A Student-Run Public History Blog from Chicago
It’s 95 degrees and about 75% relative humidity. I’m hunched over a box of documents in the un-air-conditioned attic of a former US Senator who now lives in Chicago. As I flip through hundreds of file folders, I remove all financial records and anything that says “FEC.” To the left, my boss stands and hands folders one-by-one to the Senator, who reviews every document-be it a lawsuit or a Christmas card- and tells a brief story before approving it for donation or discarding it. 30-odd large boxes surround us, brimming with files and papers yet to be sorted. After 4 stuffy hours, we’ve made it through 1/10 of the material. Does anyone have a bucket of ice water I can borrow?
After some rehydration and reflection on this archival materials pick-up I recently accompanied my boss on, I realized how the experience can be used to examine some of the benefits, pitfalls, and other issues archival professionals face when dealing with living donors.
Living donors can be an amazing resource for archivists- and indirectly for historians. Donors can answer questions and provide context for their collections through storytelling or other verbal and written communication. Interaction with donors also gives the archivist an idea of the donor’s personality, which could lead to insights when arranging and describing a collection. Such knowledge can also be shared with users to provide deeper context for their research.

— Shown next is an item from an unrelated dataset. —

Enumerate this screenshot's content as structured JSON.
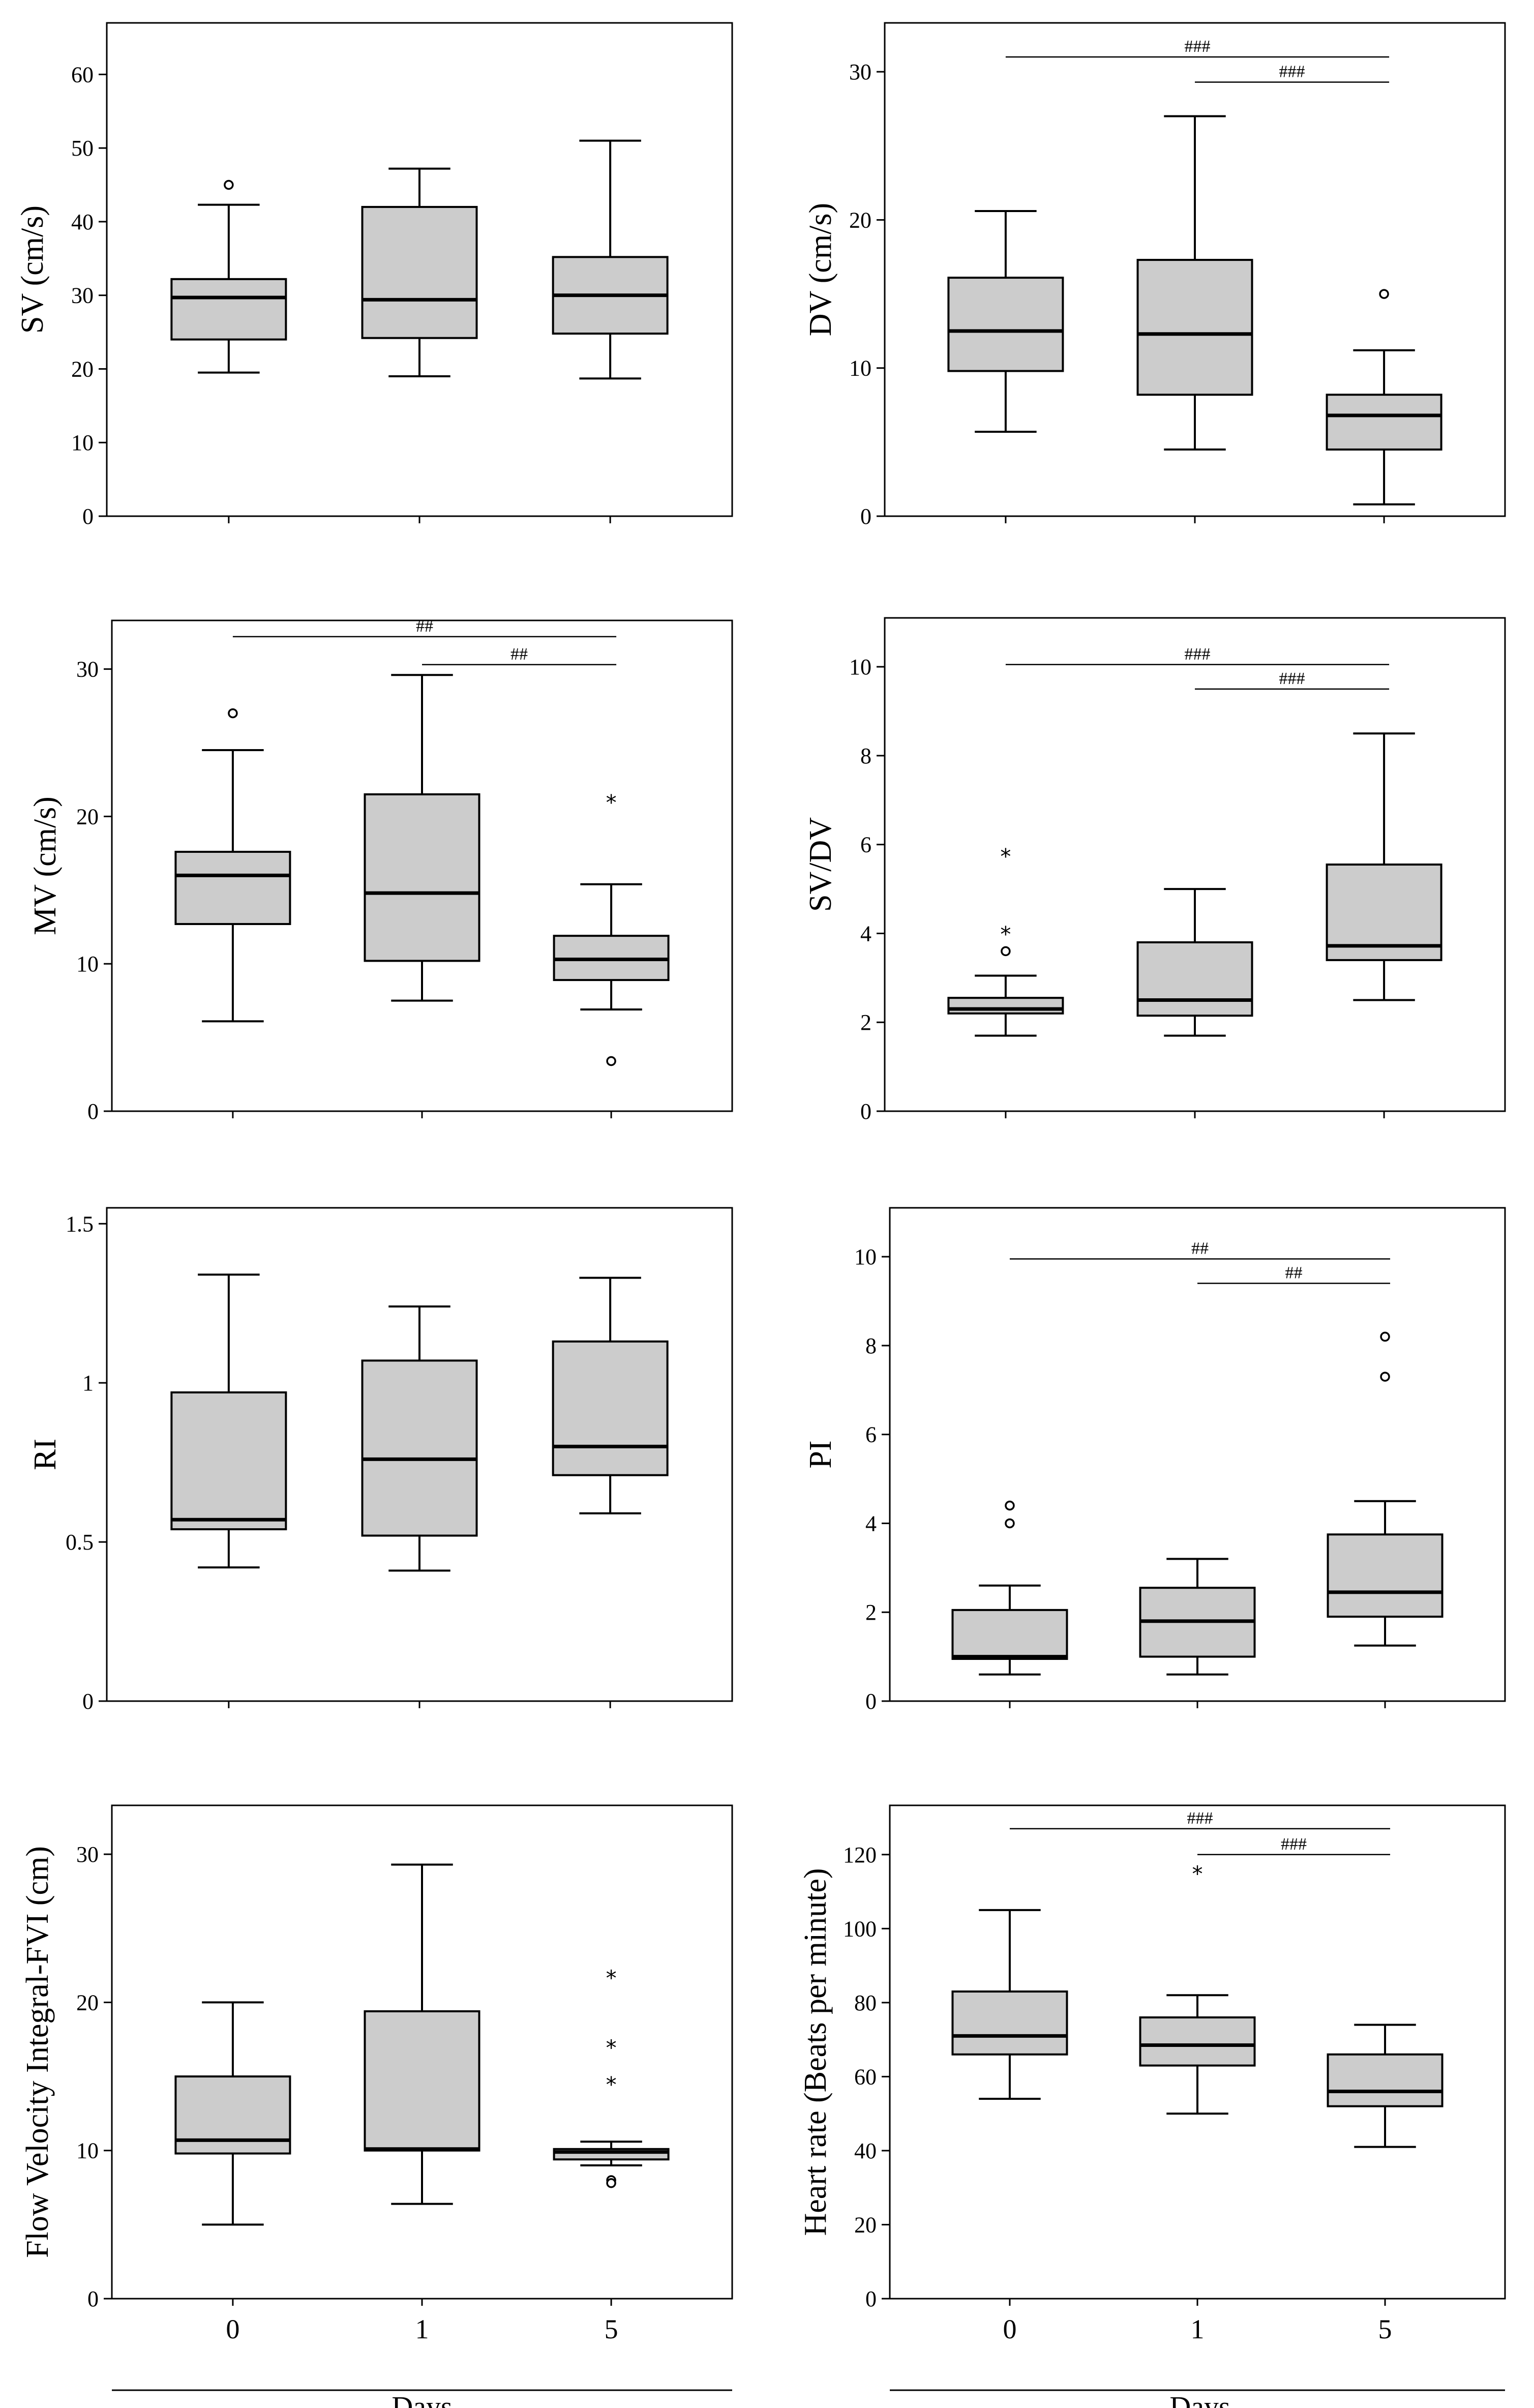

Of course, the politics of working with a living donor can be difficult too. Some donors make demands for control of the arrangement and description of their collections. Some donors ask for materials back after they have been legally signed over to a repository through a deed of gift. Headaches, to be sure. But to me, the most interesting aspect of a living donor is the desire that often manifests for one to edit-or in some cases censor- one’s own legacy. We all want to look good in the history books, right? When donors are alive, they can decide what not to include in their own record. And in the name of shared authority, this is unquestionable. But it makes for an incomplete historical record.

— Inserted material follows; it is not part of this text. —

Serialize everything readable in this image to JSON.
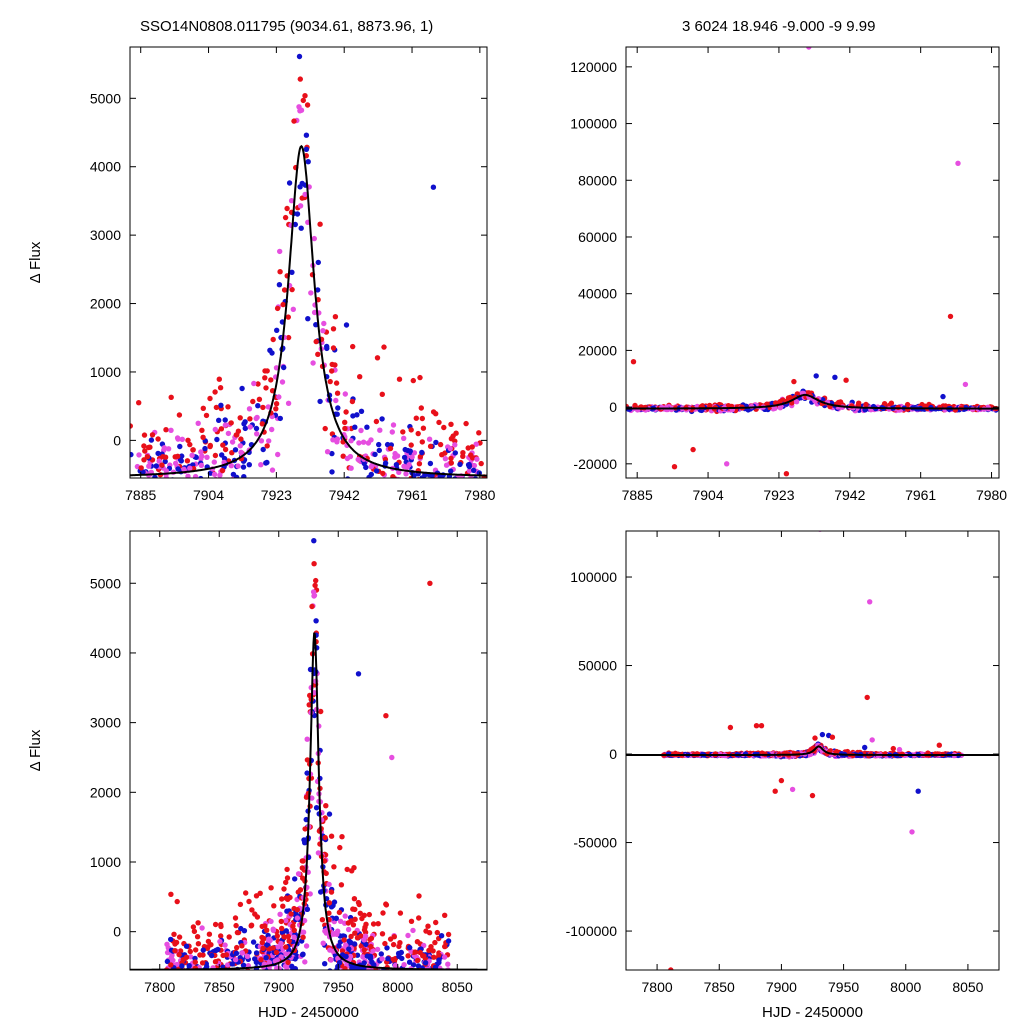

It also raises questions about who has the right to dictate a legacy. Should an individual alone decide how he or she is remembered? Does that right fall to those who were most affected or closest to the individual? What about outsiders or third-parties (including but not limited to Public Historians) who can come in with a supposedly unbiased approach? Of course in the case of archives, it is less about memory and more about creating and preserving a complete and accurate historical record. A gap in context created by the omission of one document could shape historical interpretation for centuries.

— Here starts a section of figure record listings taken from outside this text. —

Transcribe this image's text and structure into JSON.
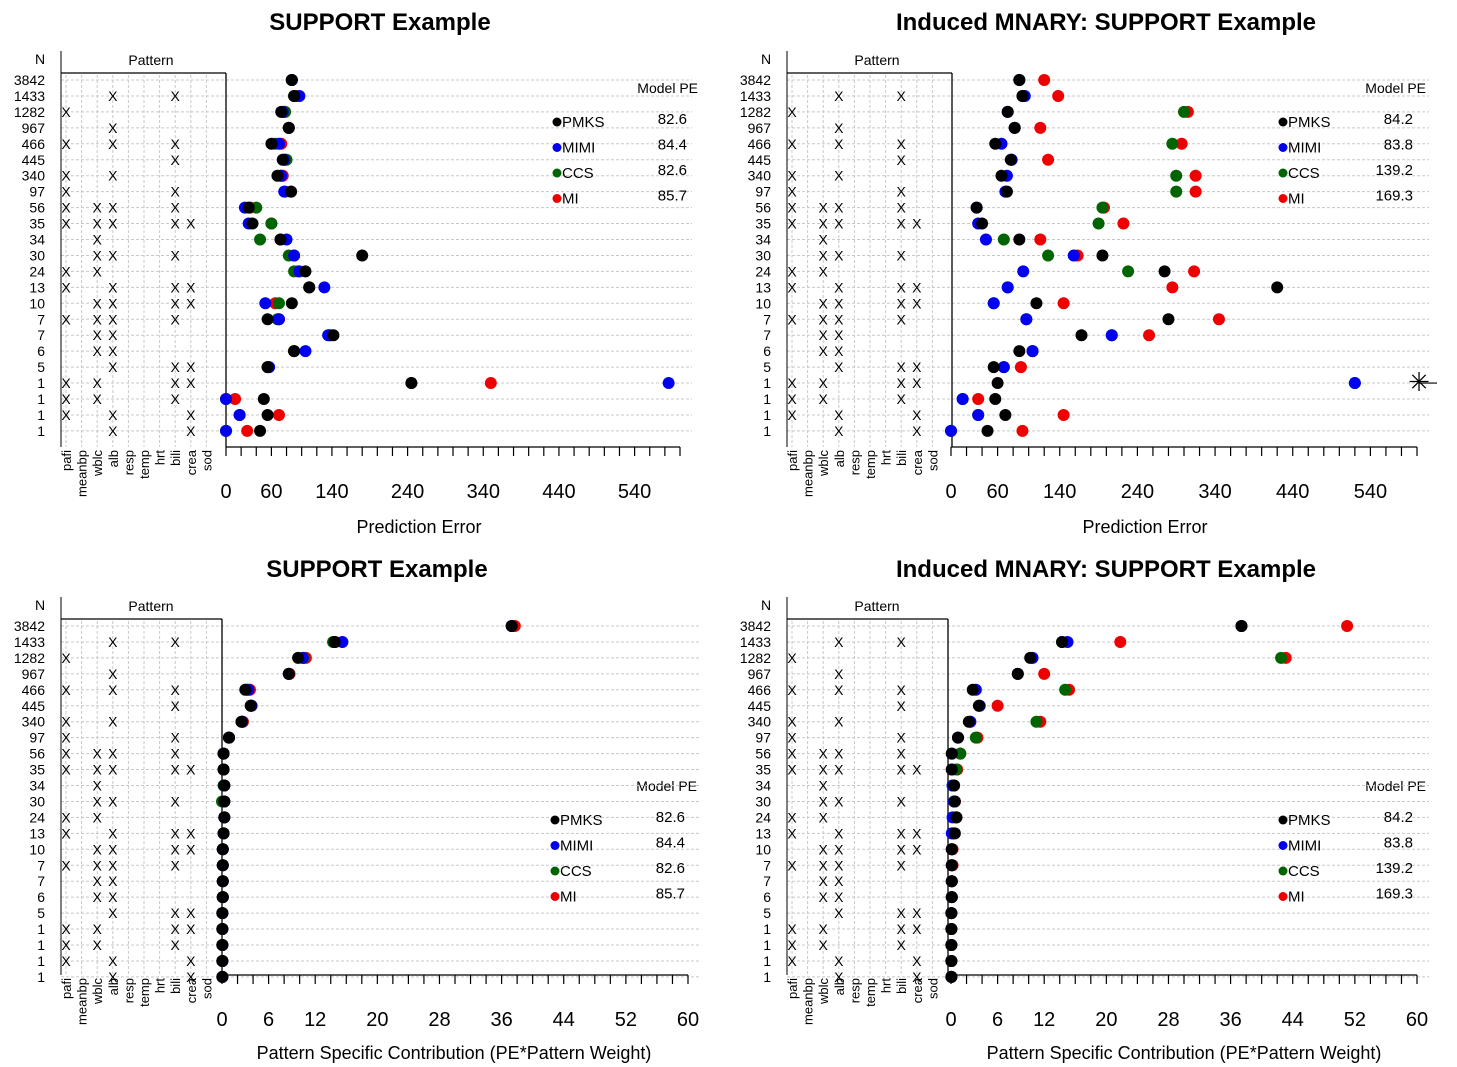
{
  "colors": {
    "PMKS": "#000000",
    "MIMI": "#0000ee",
    "CCS": "#006400",
    "MI": "#ee0000"
  },
  "common": {
    "n_label": "N",
    "pattern_label": "Pattern",
    "variables": [
      "pafi",
      "meanbp",
      "wblc",
      "alb",
      "resp",
      "temp",
      "hrt",
      "bili",
      "crea",
      "sod"
    ],
    "n_values": [
      "3842",
      "1433",
      "1282",
      "967",
      "466",
      "445",
      "340",
      "97",
      "56",
      "35",
      "34",
      "30",
      "24",
      "13",
      "10",
      "7",
      "7",
      "6",
      "5",
      "1",
      "1",
      "1",
      "1"
    ],
    "pattern_marks": [
      [],
      [
        3,
        7
      ],
      [
        0
      ],
      [
        3
      ],
      [
        0,
        3,
        7
      ],
      [
        7
      ],
      [
        0,
        3
      ],
      [
        0,
        7
      ],
      [
        0,
        2,
        3,
        7
      ],
      [
        0,
        2,
        3,
        7,
        8
      ],
      [
        2
      ],
      [
        2,
        3,
        7
      ],
      [
        0,
        2
      ],
      [
        0,
        3,
        7,
        8
      ],
      [
        2,
        3,
        7,
        8
      ],
      [
        0,
        2,
        3,
        7
      ],
      [
        2,
        3
      ],
      [
        2,
        3
      ],
      [
        3,
        7,
        8
      ],
      [
        0,
        2,
        7,
        8
      ],
      [
        0,
        2,
        7
      ],
      [
        0,
        3,
        8
      ],
      [
        3,
        8
      ]
    ],
    "legend_header": "Model PE",
    "mark_char": "X"
  },
  "chart_data": [
    {
      "type": "scatter",
      "title": "SUPPORT Example",
      "xlabel": "Prediction Error",
      "xlim": [
        0,
        600
      ],
      "xticks": [
        0,
        60,
        140,
        240,
        340,
        440,
        540
      ],
      "legend": {
        "header": "Model PE",
        "entries": [
          {
            "name": "PMKS",
            "pe": "82.6"
          },
          {
            "name": "MIMI",
            "pe": "84.4"
          },
          {
            "name": "CCS",
            "pe": "82.6"
          },
          {
            "name": "MI",
            "pe": "85.7"
          }
        ]
      },
      "series": [
        {
          "name": "PMKS",
          "values": [
            87,
            90,
            73,
            83,
            60,
            75,
            68,
            86,
            30,
            35,
            72,
            180,
            105,
            110,
            87,
            55,
            142,
            90,
            55,
            245,
            50,
            55,
            45
          ]
        },
        {
          "name": "MIMI",
          "values": [
            87,
            97,
            75,
            83,
            70,
            77,
            73,
            77,
            25,
            30,
            80,
            90,
            97,
            130,
            52,
            70,
            135,
            105,
            57,
            585,
            0,
            18,
            0
          ]
        },
        {
          "name": "CCS",
          "values": [
            87,
            90,
            78,
            83,
            65,
            80,
            72,
            78,
            40,
            60,
            45,
            83,
            90,
            110,
            70,
            68,
            138,
            90,
            55,
            245,
            0,
            18,
            0
          ]
        },
        {
          "name": "MI",
          "values": [
            87,
            93,
            78,
            83,
            73,
            78,
            75,
            86,
            32,
            60,
            72,
            90,
            95,
            110,
            65,
            70,
            137,
            90,
            56,
            350,
            12,
            70,
            28
          ]
        }
      ],
      "annotation": ""
    },
    {
      "type": "scatter",
      "title": "Induced MNARY: SUPPORT Example",
      "xlabel": "Prediction Error",
      "xlim": [
        0,
        600
      ],
      "xticks": [
        0,
        60,
        140,
        240,
        340,
        440,
        540
      ],
      "legend": {
        "header": "Model PE",
        "entries": [
          {
            "name": "PMKS",
            "pe": "84.2"
          },
          {
            "name": "MIMI",
            "pe": "83.8"
          },
          {
            "name": "CCS",
            "pe": "139.2"
          },
          {
            "name": "MI",
            "pe": "169.3"
          }
        ]
      },
      "series": [
        {
          "name": "PMKS",
          "values": [
            88,
            92,
            73,
            82,
            57,
            77,
            65,
            72,
            33,
            40,
            88,
            195,
            275,
            420,
            110,
            280,
            168,
            88,
            55,
            60,
            57,
            70,
            47
          ]
        },
        {
          "name": "MIMI",
          "values": [
            88,
            95,
            73,
            82,
            65,
            78,
            72,
            70,
            33,
            35,
            45,
            158,
            93,
            73,
            55,
            97,
            207,
            105,
            68,
            520,
            15,
            35,
            0
          ]
        },
        {
          "name": "CCS",
          "values": [
            88,
            92,
            300,
            82,
            285,
            78,
            290,
            290,
            195,
            190,
            68,
            125,
            228,
            73,
            55,
            97,
            207,
            105,
            68,
            520,
            15,
            35,
            0
          ]
        },
        {
          "name": "MI",
          "values": [
            120,
            138,
            305,
            115,
            297,
            125,
            315,
            315,
            197,
            222,
            115,
            163,
            313,
            285,
            145,
            345,
            255,
            105,
            90,
            610,
            35,
            145,
            92
          ]
        }
      ],
      "annotation": "✳"
    },
    {
      "type": "scatter",
      "title": "SUPPORT Example",
      "xlabel": "Pattern Specific Contribution (PE*Pattern Weight)",
      "xlim": [
        0,
        60
      ],
      "xticks": [
        0,
        6,
        12,
        20,
        28,
        36,
        44,
        52,
        60
      ],
      "legend": {
        "header": "Model PE",
        "entries": [
          {
            "name": "PMKS",
            "pe": "82.6"
          },
          {
            "name": "MIMI",
            "pe": "84.4"
          },
          {
            "name": "CCS",
            "pe": "82.6"
          },
          {
            "name": "MI",
            "pe": "85.7"
          }
        ]
      },
      "series": [
        {
          "name": "PMKS",
          "values": [
            37.3,
            14.5,
            9.8,
            8.6,
            3.0,
            3.7,
            2.5,
            0.9,
            0.2,
            0.2,
            0.3,
            0.3,
            0.3,
            0.2,
            0.1,
            0.1,
            0.1,
            0.1,
            0.05,
            0.05,
            0.05,
            0.05,
            0.05
          ]
        },
        {
          "name": "MIMI",
          "values": [
            37.3,
            15.5,
            10.4,
            8.6,
            3.4,
            3.8,
            2.6,
            0.9,
            0.2,
            0.2,
            0.3,
            0.3,
            0.3,
            0.2,
            0.1,
            0.1,
            0.1,
            0.1,
            0.05,
            0.05,
            0.05,
            0.05,
            0.05
          ]
        },
        {
          "name": "CCS",
          "values": [
            37.3,
            14.3,
            10.5,
            8.6,
            3.2,
            3.7,
            2.6,
            0.9,
            0.2,
            0.2,
            0.2,
            0.0,
            0.3,
            0.2,
            0.1,
            0.1,
            0.1,
            0.1,
            0.05,
            0.05,
            0.05,
            0.05,
            0.05
          ]
        },
        {
          "name": "MI",
          "values": [
            37.7,
            14.6,
            10.8,
            8.7,
            3.6,
            3.8,
            2.7,
            0.9,
            0.2,
            0.2,
            0.3,
            0.3,
            0.3,
            0.2,
            0.1,
            0.1,
            0.1,
            0.1,
            0.05,
            0.05,
            0.05,
            0.05,
            0.05
          ]
        }
      ],
      "annotation": ""
    },
    {
      "type": "scatter",
      "title": "Induced MNARY: SUPPORT Example",
      "xlabel": "Pattern Specific Contribution (PE*Pattern Weight)",
      "xlim": [
        0,
        60
      ],
      "xticks": [
        0,
        6,
        12,
        20,
        28,
        36,
        44,
        52,
        60
      ],
      "legend": {
        "header": "Model PE",
        "entries": [
          {
            "name": "PMKS",
            "pe": "84.2"
          },
          {
            "name": "MIMI",
            "pe": "83.8"
          },
          {
            "name": "CCS",
            "pe": "139.2"
          },
          {
            "name": "MI",
            "pe": "169.3"
          }
        ]
      },
      "series": [
        {
          "name": "PMKS",
          "values": [
            37.4,
            14.3,
            10.2,
            8.6,
            2.8,
            3.6,
            2.3,
            0.9,
            0.1,
            0.1,
            0.4,
            0.5,
            0.7,
            0.5,
            0.1,
            0.1,
            0.1,
            0.1,
            0.05,
            0.05,
            0.05,
            0.05,
            0.05
          ]
        },
        {
          "name": "MIMI",
          "values": [
            37.4,
            15.0,
            10.5,
            8.6,
            3.2,
            3.7,
            2.5,
            0.9,
            0.1,
            0.1,
            0.2,
            0.4,
            0.2,
            0.1,
            0.1,
            0.1,
            0.1,
            0.1,
            0.05,
            0.05,
            0.05,
            0.05,
            0.05
          ]
        },
        {
          "name": "CCS",
          "values": [
            37.4,
            14.3,
            42.5,
            8.6,
            14.7,
            3.6,
            11.0,
            3.2,
            1.2,
            0.7,
            0.2,
            0.4,
            0.6,
            0.2,
            0.1,
            0.1,
            0.1,
            0.1,
            0.05,
            0.05,
            0.05,
            0.05,
            0.05
          ]
        },
        {
          "name": "MI",
          "values": [
            51.0,
            21.8,
            43.1,
            12.0,
            15.2,
            6.0,
            11.5,
            3.4,
            1.2,
            0.8,
            0.4,
            0.5,
            0.7,
            0.3,
            0.2,
            0.2,
            0.1,
            0.1,
            0.05,
            0.05,
            0.05,
            0.05,
            0.05
          ]
        }
      ],
      "annotation": ""
    }
  ]
}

Of course, legacy maintenance is nothing new. Court historians have flattered their monarchs to keep their jobs (and sometimes their heads). Corporate lackeys have shredded papers to escape prosecution but also to erase histories of corruption in their companies. Because all primary resources are biased in some way, archival professionals must recognize the importance of working with living donors to document recent history and to ensure the most robust historical record possible.